Quem me dava mesada, ela, minha avó; e, caso mantivesse as economias, comprava um livro na última sexta-feira de cada trimestre, ou seja, por ano, minha biblioteca recebia quatro novos colegas, cujas palavras me faziam companhia. Sempre após as aulas do então 2º grau, pegava uma barca em Niterói, e ela me deixava no porto seguro, a Livraria Leonardo da Vinci, onde aprendi a ouvir com os olhos a vital importância silenciosa dos livros. Hoje, não é a mesma Leonardo, mas ainda pulsa no subsolo da Av. Rio Branco.
A Leonardo agora é uma livraria-café e, nesses dias, entre uns goles de capuccino e umas páginas, pupilas se abriram para "Luiz Gama contra o Império", do premiado Bruno Rodrigues de Lima. Em poucos minutos, o livro me convence de ser lido.
Levei-o para minha biblioteca por 150 reais para saber que, vendido como escravo pelo próprio pai, um branco, quando tinha 10 anos de idade, Luiz Gonzaga Pinto da Gama, aos 8 anos, tem sua mãe, uma negra, desaparecida por suspeita de insurreições de escravos, diga-se, fracassadas. Aos 17, conhece Antonio Rodrigues de Prado Junior, um branco, amigo com quem aprende a ler e a escrever, devendo ser considerado, primeiro, que Luiz Gama quis saber. A alfabetização o liberta e, aos 18 anos, depois de saber ler e escrever, fuge do cativeiro.
A escrita de Bruno Rodrigues nos conduz à delegacia em que Gama trabalha e, da forma como trabalha, amplia sua visão. Nas páginas 158 e 159, registram-se algumas de suas qualidades: leitor, escrita sofisticada, memória normativa.

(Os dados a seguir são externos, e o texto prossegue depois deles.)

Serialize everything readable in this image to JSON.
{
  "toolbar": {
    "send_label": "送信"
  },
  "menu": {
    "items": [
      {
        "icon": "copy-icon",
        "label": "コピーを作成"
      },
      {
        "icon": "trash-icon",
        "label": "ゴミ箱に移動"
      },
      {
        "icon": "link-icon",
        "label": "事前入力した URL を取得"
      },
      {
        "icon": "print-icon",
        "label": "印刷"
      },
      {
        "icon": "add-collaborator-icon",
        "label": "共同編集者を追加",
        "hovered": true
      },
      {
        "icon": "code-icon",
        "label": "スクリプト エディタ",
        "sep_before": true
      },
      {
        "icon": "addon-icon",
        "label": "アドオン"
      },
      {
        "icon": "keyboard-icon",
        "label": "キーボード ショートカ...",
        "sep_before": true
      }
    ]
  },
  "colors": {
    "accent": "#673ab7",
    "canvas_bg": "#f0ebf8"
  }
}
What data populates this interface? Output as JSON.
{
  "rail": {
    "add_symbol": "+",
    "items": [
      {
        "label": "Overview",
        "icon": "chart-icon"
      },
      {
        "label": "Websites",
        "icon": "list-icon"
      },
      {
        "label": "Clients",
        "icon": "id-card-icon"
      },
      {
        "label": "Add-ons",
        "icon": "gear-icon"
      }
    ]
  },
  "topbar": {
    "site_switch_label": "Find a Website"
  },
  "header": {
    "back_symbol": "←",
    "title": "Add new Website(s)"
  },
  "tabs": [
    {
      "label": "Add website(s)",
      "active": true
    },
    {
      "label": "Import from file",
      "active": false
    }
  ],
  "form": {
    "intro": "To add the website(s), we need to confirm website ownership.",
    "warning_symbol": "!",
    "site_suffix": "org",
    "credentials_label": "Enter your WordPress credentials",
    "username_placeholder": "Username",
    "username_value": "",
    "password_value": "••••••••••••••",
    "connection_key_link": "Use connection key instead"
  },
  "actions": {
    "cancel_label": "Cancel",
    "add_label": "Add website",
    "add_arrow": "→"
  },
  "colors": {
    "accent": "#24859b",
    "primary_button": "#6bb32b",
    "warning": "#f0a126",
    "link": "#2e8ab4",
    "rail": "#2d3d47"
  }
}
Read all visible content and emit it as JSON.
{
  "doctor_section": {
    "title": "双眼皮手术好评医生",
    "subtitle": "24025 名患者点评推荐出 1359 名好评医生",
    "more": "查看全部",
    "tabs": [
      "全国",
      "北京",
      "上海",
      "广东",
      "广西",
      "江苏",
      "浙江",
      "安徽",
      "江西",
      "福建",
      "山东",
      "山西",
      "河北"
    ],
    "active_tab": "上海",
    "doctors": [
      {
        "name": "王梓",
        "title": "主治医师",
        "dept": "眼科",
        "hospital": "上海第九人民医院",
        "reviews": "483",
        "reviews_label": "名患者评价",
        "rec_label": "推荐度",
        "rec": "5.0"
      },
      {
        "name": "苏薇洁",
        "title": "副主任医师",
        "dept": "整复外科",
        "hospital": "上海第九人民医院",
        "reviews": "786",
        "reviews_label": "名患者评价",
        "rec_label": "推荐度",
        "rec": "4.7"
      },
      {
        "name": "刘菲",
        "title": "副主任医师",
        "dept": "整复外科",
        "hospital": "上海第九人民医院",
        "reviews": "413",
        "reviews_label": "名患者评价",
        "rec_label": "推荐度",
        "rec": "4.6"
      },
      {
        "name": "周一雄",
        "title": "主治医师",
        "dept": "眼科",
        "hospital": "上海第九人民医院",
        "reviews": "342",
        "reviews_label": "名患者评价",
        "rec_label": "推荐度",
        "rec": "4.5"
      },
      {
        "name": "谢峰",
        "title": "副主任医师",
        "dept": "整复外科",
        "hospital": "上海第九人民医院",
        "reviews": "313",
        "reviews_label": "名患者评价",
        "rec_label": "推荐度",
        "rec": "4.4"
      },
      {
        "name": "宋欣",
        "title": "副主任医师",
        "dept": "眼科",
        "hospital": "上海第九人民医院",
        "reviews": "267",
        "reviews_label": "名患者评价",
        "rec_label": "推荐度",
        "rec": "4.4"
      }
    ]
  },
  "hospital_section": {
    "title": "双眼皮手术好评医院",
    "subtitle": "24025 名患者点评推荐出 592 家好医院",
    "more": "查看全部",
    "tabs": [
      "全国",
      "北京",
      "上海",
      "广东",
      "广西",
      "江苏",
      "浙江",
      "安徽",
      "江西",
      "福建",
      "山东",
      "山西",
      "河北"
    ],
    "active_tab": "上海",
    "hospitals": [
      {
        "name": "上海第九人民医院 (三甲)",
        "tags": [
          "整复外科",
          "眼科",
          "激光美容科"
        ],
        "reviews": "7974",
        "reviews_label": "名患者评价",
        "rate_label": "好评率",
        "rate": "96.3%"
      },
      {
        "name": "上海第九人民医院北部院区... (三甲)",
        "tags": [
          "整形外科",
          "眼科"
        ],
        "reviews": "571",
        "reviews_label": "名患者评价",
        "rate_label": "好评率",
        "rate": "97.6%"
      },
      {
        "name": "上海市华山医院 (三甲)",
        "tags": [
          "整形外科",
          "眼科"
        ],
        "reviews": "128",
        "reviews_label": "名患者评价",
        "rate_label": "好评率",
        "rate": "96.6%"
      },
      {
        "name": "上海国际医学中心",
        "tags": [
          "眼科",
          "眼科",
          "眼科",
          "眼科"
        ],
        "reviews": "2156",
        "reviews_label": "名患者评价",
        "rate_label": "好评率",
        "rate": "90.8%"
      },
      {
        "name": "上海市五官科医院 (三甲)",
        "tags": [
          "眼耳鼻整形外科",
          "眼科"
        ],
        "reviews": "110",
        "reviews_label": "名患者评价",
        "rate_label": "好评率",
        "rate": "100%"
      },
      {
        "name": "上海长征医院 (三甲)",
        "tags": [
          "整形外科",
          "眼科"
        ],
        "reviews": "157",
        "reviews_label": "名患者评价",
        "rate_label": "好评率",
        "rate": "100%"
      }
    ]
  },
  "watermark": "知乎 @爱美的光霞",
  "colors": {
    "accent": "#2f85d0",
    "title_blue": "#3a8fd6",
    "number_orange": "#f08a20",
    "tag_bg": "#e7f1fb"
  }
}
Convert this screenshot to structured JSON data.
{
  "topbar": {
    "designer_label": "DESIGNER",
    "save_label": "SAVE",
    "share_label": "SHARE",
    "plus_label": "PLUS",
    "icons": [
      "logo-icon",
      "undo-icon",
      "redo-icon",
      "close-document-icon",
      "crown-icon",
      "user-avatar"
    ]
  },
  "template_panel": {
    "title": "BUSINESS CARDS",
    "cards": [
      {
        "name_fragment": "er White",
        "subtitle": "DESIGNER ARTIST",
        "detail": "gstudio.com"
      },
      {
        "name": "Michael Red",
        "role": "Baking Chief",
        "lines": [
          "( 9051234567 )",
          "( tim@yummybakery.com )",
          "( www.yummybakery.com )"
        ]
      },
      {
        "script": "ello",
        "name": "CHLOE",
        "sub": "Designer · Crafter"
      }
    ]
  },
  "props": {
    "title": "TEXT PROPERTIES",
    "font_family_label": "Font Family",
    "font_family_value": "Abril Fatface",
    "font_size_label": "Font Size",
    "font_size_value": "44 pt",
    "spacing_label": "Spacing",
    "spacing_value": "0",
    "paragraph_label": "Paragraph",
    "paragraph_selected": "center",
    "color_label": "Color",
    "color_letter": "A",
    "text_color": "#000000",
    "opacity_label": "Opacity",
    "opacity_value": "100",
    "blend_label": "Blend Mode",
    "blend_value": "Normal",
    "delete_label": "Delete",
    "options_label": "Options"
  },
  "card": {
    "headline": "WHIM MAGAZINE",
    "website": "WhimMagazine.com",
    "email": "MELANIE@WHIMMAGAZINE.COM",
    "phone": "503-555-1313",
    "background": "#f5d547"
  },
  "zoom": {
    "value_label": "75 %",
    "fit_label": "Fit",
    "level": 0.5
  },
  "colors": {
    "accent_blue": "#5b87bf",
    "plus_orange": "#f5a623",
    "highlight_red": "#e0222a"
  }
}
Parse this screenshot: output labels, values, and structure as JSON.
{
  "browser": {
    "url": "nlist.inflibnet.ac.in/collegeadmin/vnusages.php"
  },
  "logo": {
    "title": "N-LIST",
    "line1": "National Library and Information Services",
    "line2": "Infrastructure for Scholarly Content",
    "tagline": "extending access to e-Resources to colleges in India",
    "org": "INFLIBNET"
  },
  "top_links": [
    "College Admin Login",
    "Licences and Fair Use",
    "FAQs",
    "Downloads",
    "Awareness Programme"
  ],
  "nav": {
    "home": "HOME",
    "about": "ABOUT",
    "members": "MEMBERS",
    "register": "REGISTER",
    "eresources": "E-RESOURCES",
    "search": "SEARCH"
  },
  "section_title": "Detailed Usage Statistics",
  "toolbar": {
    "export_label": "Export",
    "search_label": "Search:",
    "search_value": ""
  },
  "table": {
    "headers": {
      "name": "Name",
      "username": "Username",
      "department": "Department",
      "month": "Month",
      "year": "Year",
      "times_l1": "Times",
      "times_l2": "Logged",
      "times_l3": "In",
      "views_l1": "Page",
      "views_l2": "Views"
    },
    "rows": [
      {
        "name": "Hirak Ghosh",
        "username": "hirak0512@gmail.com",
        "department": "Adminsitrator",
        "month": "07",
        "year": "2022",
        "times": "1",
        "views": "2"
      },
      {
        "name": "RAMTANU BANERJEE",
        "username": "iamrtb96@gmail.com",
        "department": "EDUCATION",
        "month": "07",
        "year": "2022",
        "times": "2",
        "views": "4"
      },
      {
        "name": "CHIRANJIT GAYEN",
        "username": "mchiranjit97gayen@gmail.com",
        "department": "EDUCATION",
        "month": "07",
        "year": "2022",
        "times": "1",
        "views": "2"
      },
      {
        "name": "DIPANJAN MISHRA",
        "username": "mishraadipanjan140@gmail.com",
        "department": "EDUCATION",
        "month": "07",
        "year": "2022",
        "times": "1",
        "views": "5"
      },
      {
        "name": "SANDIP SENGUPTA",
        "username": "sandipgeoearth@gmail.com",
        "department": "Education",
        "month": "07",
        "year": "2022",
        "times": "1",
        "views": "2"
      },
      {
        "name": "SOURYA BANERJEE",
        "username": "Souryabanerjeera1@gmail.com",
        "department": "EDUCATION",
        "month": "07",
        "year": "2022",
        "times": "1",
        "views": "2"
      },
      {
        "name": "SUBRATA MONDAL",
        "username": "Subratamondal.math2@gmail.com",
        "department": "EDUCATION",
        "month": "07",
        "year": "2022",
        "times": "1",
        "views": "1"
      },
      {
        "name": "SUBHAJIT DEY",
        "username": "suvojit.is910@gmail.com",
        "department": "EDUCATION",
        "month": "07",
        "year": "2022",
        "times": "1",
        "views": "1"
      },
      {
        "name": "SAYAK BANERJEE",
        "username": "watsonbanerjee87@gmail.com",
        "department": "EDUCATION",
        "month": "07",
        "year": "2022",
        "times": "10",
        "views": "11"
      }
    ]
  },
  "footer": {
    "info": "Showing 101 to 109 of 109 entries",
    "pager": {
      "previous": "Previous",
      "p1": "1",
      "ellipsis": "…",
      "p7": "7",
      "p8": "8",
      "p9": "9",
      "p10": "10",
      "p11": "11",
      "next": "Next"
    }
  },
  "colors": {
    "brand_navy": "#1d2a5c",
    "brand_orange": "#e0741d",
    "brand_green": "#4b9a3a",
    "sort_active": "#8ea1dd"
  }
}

No caso da memória, significa que Luiz Gama conhece a burocracia e as fontes do direito. Mais: na função de copista, internaliza os segredos de Estado. Sua luta, então, não se dá fora e contra o poder; mas, porque se serve dele, sua luta acontece dentro e entre o poder. Não é, portanto, uma luta identitária, marcada pela oposição entre Luiz Gama e o Estado, visto que Gama se identifica com o poder e, para alargar ainda mais tamanha identificação, Gama chega à função de escrivão. Aos 27 anos, com um posto mais alto, segundo Bruno Rodrigues, "dominava o arquivo local, adquiria conhecimento normativo na resolução de conflitos da vida ordinária".
Se Gilles Deleuze pudesse se referir a Luiz Gama, diria que a natureza de seu combate político é molecular e, em virtude disso, não combate contra, mesmo que o título do livro discorde do filósofo francês. Belíssima biografia.